Se ha discutido mucho si es una serie recomendable para personas que han experimentado abuso sexual, puesto que el caso está presentado con tanta naturalidad y crudeza que perfectamente puede significar que quienes han sido abusados revivan su dolor y reabran una herida. Es difícil decirlo, y supongo que queda al arbitrio y la valentía de quienes se atrevan a enfrentarse a ella. Lo que sí es cierto es que no todo abuso es sexual, y quienes se hayan sentido alguna vez abusados de cualquier manera (en su familia, por sus hermanos mayores, por sus jefes) quienes hayan sentido que alguien alguna vez cruzó una línea, al ver la serie esa reflexión aparece naturalmente en el espectador. Y Arabella, en su fragilidad pero también en su irreflexividad, es la mejor compañera de ese momento en que nuestros propios cuerpos comienzan a recordar, y empiezan a dibujarse nuevamente nuestras propias cicatrices.
«Tu nacimiento es mi nacimiento, tu muerte es mi muerte». Con esa frase, que casi es un mantra, se sella la amistad entre Arabella y Terry. Se abrazan y se la dicen para sobrevivir en los momentos más duros pero también se la dicen para celebrar los más felices. Es muy bella su amistad y la frase. Quizás está en esas palabras el secreto de toda resiliencia: la consciencia íntima de que toda travesía, sin importar lo larga que sea, primero, no se puede hacer sola y, segundo, siempre termina. Inequívocamente, no hay que bajarse antes de ver ese final. Eso se aplica a Haydee y Arabella, a todas las millones de víctimas de abuso sexual que circulan todos los días por las calles del mundo.

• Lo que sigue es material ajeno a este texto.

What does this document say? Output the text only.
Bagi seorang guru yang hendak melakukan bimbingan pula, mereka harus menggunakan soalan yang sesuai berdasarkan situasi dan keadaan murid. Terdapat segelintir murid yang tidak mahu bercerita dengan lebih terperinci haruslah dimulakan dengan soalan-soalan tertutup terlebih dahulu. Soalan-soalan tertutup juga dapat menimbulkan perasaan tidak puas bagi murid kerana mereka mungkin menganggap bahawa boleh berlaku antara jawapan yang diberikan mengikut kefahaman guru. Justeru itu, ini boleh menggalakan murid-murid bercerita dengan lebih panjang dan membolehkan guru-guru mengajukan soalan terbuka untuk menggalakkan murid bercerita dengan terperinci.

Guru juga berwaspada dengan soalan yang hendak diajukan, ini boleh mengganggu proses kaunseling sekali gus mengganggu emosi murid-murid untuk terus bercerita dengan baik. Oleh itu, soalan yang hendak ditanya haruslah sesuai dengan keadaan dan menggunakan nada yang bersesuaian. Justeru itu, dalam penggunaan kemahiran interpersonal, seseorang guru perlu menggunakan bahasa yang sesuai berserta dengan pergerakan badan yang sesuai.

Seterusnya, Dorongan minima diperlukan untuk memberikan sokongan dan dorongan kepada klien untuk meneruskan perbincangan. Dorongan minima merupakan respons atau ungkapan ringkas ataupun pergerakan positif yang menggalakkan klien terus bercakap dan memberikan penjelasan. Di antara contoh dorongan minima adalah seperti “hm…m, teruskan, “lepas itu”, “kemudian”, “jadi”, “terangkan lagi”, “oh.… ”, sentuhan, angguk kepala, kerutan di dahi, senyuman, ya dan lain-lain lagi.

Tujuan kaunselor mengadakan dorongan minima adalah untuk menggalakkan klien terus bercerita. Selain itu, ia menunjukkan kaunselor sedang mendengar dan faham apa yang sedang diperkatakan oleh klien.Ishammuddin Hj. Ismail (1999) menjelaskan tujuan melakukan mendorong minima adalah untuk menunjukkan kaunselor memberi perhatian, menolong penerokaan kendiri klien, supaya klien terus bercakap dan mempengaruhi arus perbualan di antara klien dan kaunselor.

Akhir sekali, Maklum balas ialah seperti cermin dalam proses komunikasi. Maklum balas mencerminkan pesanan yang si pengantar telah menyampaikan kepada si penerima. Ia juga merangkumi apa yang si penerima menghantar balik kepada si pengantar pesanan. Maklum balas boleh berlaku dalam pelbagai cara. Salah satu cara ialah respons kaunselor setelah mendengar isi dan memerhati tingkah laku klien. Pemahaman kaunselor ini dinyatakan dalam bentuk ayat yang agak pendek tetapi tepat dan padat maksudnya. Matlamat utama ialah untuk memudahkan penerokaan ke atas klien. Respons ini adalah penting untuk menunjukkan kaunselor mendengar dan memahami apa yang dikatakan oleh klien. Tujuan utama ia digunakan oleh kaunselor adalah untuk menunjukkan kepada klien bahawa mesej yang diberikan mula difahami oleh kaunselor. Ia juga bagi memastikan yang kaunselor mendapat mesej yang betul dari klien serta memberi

Ellas lo saben y ahora lo sabemos nosotros.
[ADDENDUM 24 JUL 2020] Hay dos ideas que se me quedaron en el tintero y que quedaron rebotando en la cabeza días después de haber escrito esto. Una es otro paralelo entre Michaela Coel y Haydee Oberreuter: en un afán de expurgar por lo que han pasado, ambas protagonizan la puesta en escena de sus películas y ponen sus cuerpos a disposición de la obra. Esto es tan fascinante como perturbador, y electrifica lo que estamos viendo. Los temblores del cuerpo Haydee cuando la pinchan para sacarle sangre y la escena en que Michaela reconstruye el segundo abuso que sufre hablan de una especie de sacrificio (simultáneamente real y performático) en pos de «la verdad» del cine: aquello que está frente a la cámara está pasando, y aunque sea una ficcionalización (como pasa en el caso de Michaela), uno como espectador no puede evitar preguntarse si el reenactment tiene una razón terapeútica, masoquista o simplemente es un deseo de explicar una experiencia que -de otra manera- quienes no la han vivido jamás podrían entenderla… Lo segundo que quería decir es destacar las imágenes fotográficas de Michelle Bossy que son parte de la narrativa que se hace en «Haydee y el pez volador». Es interesante la conversación entre dos tipos de imagen documental (fija y en movimiento), y cómo la primera, en su fijación y en la debida pausa que le da el montaje de Titi Viera-Gallo, permite darle a todo el relato un sentido trascendente que de otra manera podría quedar en segundo plano. El uso de estas fotografías corren en paralelo al documental (uno podría imaginar hasta un libro que incluyera esas fotografías y la transcripción de los testimonios del documental), y al mismo tiempo son parte indisoluble del mismo. Es un gran acierto.
«Haydee y el pez volador» puede verse en diversas plataformas de pago, como Mowies.com. «I may destroy you» va liberando sus capítulos semana a semana en HBO (en EE.UU. y América Latina) y en BBC iPlayer puede verse la serie completa (solo en Reino Unido).